I was nicknamed “the Poet” but the term wasn’t always complimentary. I agrees that what is said behind one’s back is their standing in the community and my favourite quotation is a comment made about me by a neighbour: “Wouldn’t you think someone would tell him he’s an eejit, when he doesn’t know himself”.

I have spent most of the last 40 years in Dublin but when asked “Will you ever go back to Kylebeg”? my answer is always Joycean. When James Joyce was asked, in Trieste; “Will you ever return to Dublin?” he said; “I never left”.

I have written articles (mostly humorous) for The Sunday Independent, The Irish Times, The Irish Post, Ireland’s Own, Ireland’s Eye, Kerry’s Eye, The Wicklow People, The Leinster Leader as well as numerous on-line publications. I write a monthly “Irish Eyes” column for the online magazine http://www.pencilstubs.com.

I have written a couple of plays. My “And All his Songs Were Sad” was staged by the Pantagleize Theatre Company in Texas. I produced a DVD “Sunrise on the icklow Hills” and I am planning to record a CD of “Irish ” stories.

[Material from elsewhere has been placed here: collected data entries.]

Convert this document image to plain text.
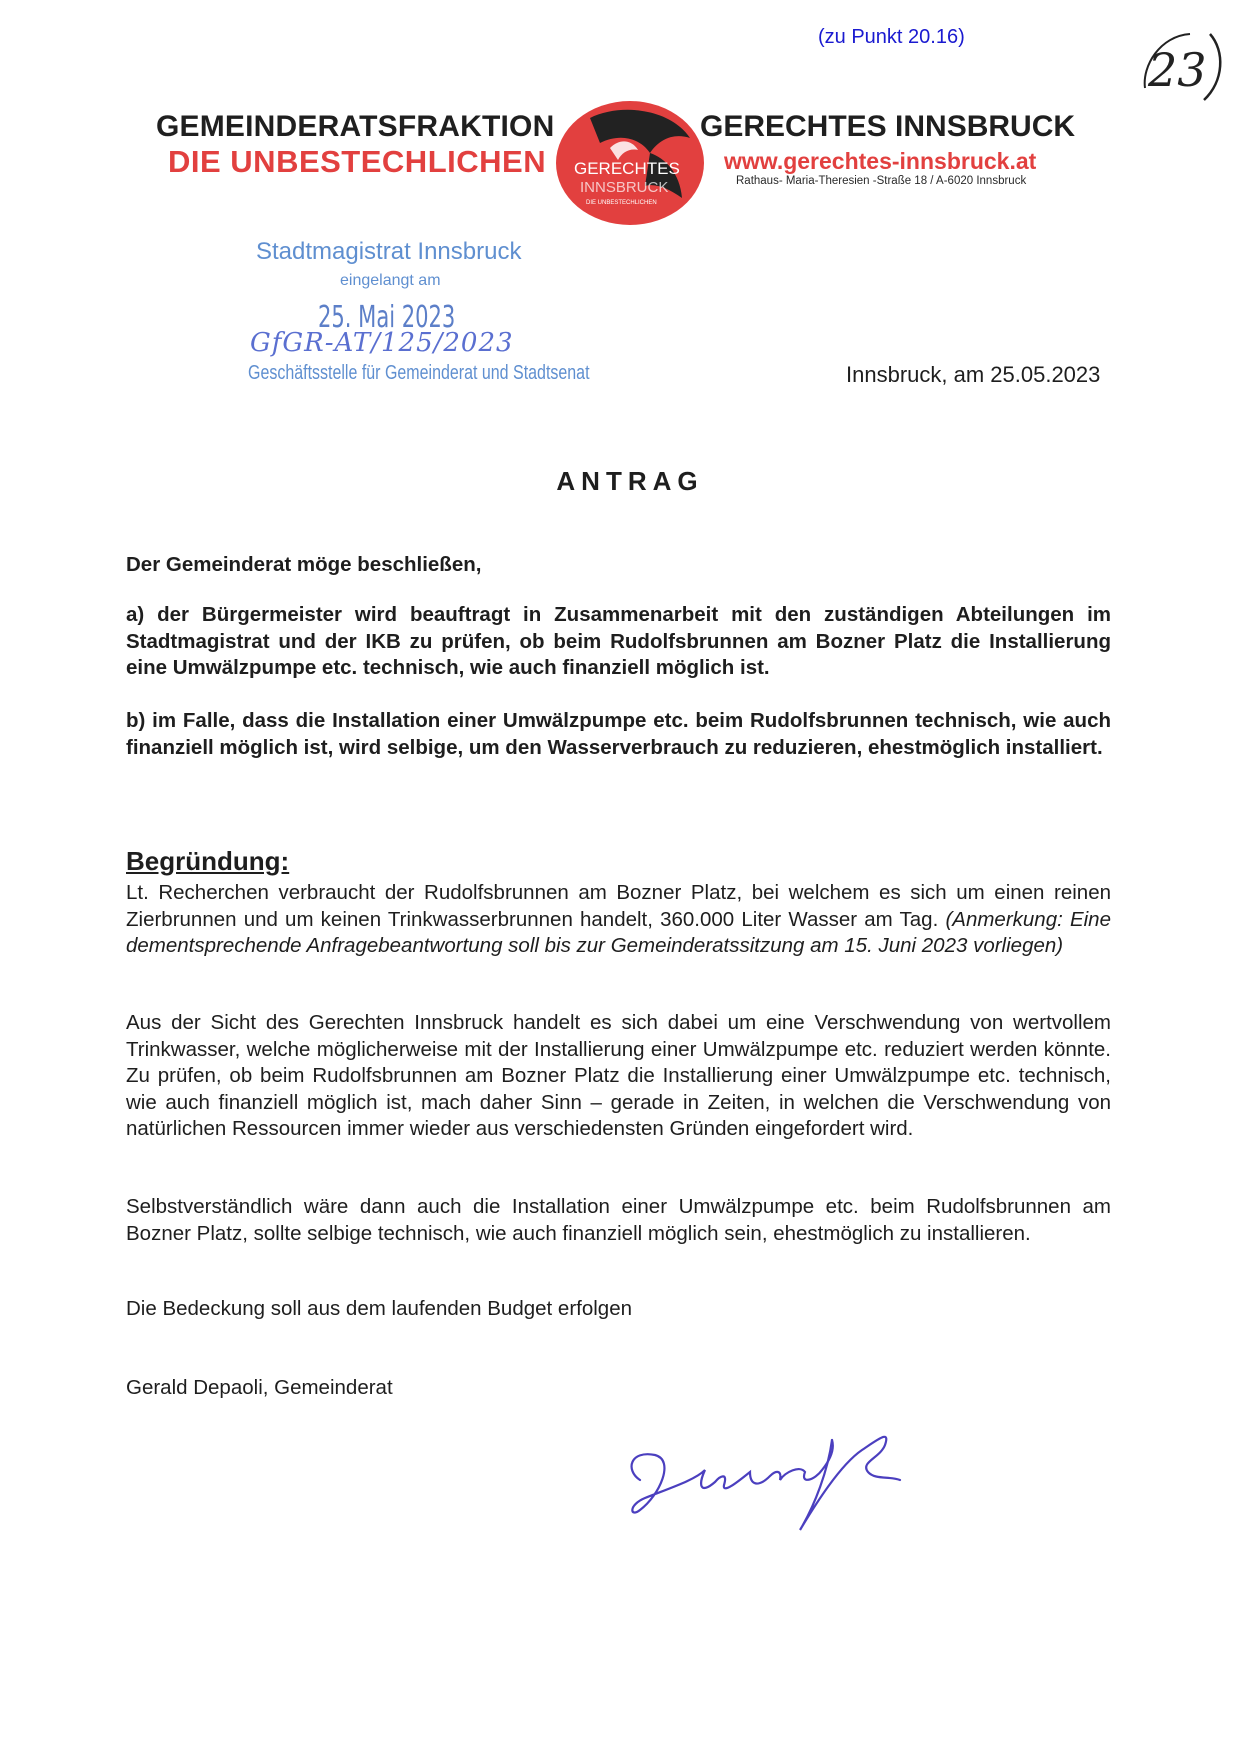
(zu Punkt 20.16)
23
GEMEINDERATSFRAKTION
DIE UNBESTECHLICHEN GERECHTES
INNSBRUCK
DIE UNBESTECHLICHEN
GERECHTES INNSBRUCK
www.gerechtes-innsbruck.at
Rathaus- Maria-Theresien -Straße 18 / A-6020 Innsbruck
Stadtmagistrat Innsbruck
eingelangt am
25. Mai 2023
GfGR-AT/125/2023
Geschäftsstelle für Gemeinderat und Stadtsenat	Innsbruck, am 25.05.2023
ANTRAG

Der Gemeinderat möge beschließen,

a) der Bürgermeister wird beauftragt in Zusammenarbeit mit den zuständigen Abteilungen im Stadtmagistrat und der IKB zu prüfen, ob beim Rudolfsbrunnen am Bozner Platz die Installierung eine Umwälzpumpe etc. technisch, wie auch finanziell möglich ist.

b) im Falle, dass die Installation einer Umwälzpumpe etc. beim Rudolfsbrunnen technisch, wie auch finanziell möglich ist, wird selbige, um den Wasserverbrauch zu reduzieren, ehestmöglich installiert.

Begründung:
Lt. Recherchen verbraucht der Rudolfsbrunnen am Bozner Platz, bei welchem es sich um einen reinen Zierbrunnen und um keinen Trinkwasserbrunnen handelt, 360.000 Liter Wasser am Tag. (Anmerkung: Eine dementsprechende Anfragebeantwortung soll bis zur Gemeinderatssitzung am 15. Juni 2023 vorliegen)

Aus der Sicht des Gerechten Innsbruck handelt es sich dabei um eine Verschwendung von wertvollem Trinkwasser, welche möglicherweise mit der Installierung einer Umwälzpumpe etc. reduziert werden könnte. Zu prüfen, ob beim Rudolfsbrunnen am Bozner Platz die Installierung einer Umwälzpumpe etc. technisch, wie auch finanziell möglich ist, mach daher Sinn – gerade in Zeiten, in welchen die Verschwendung von natürlichen Ressourcen immer wieder aus verschiedensten Gründen eingefordert wird.

Selbstverständlich wäre dann auch die Installation einer Umwälzpumpe etc. beim Rudolfsbrunnen am Bozner Platz, sollte selbige technisch, wie auch finanziell möglich sein, ehestmöglich zu installieren.

Die Bedeckung soll aus dem laufenden Budget erfolgen

Gerald Depaoli, Gemeinderat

I was once told; “You have the perfect face for radio” and I compiled and presented my own programmes in the “Voiceover” series on RTE Radio One. I have presented ballad programmes on Radio Dublin, KIC FM, Liffey Sound and Radio Dublin.

I co-presented a Saint Patrick’s Day Ceol na nGael programme on WFUV 90.7 in the Bronx and I do pre-recorded programmes for other stations. One such programme is “The Story And The Song” in which I play a number of ballads, having first told the story behind each one.
In January 2011 I retired from Dublin Bus after 37 years. I still write the occasional ballad (not all of them fit for human consumption).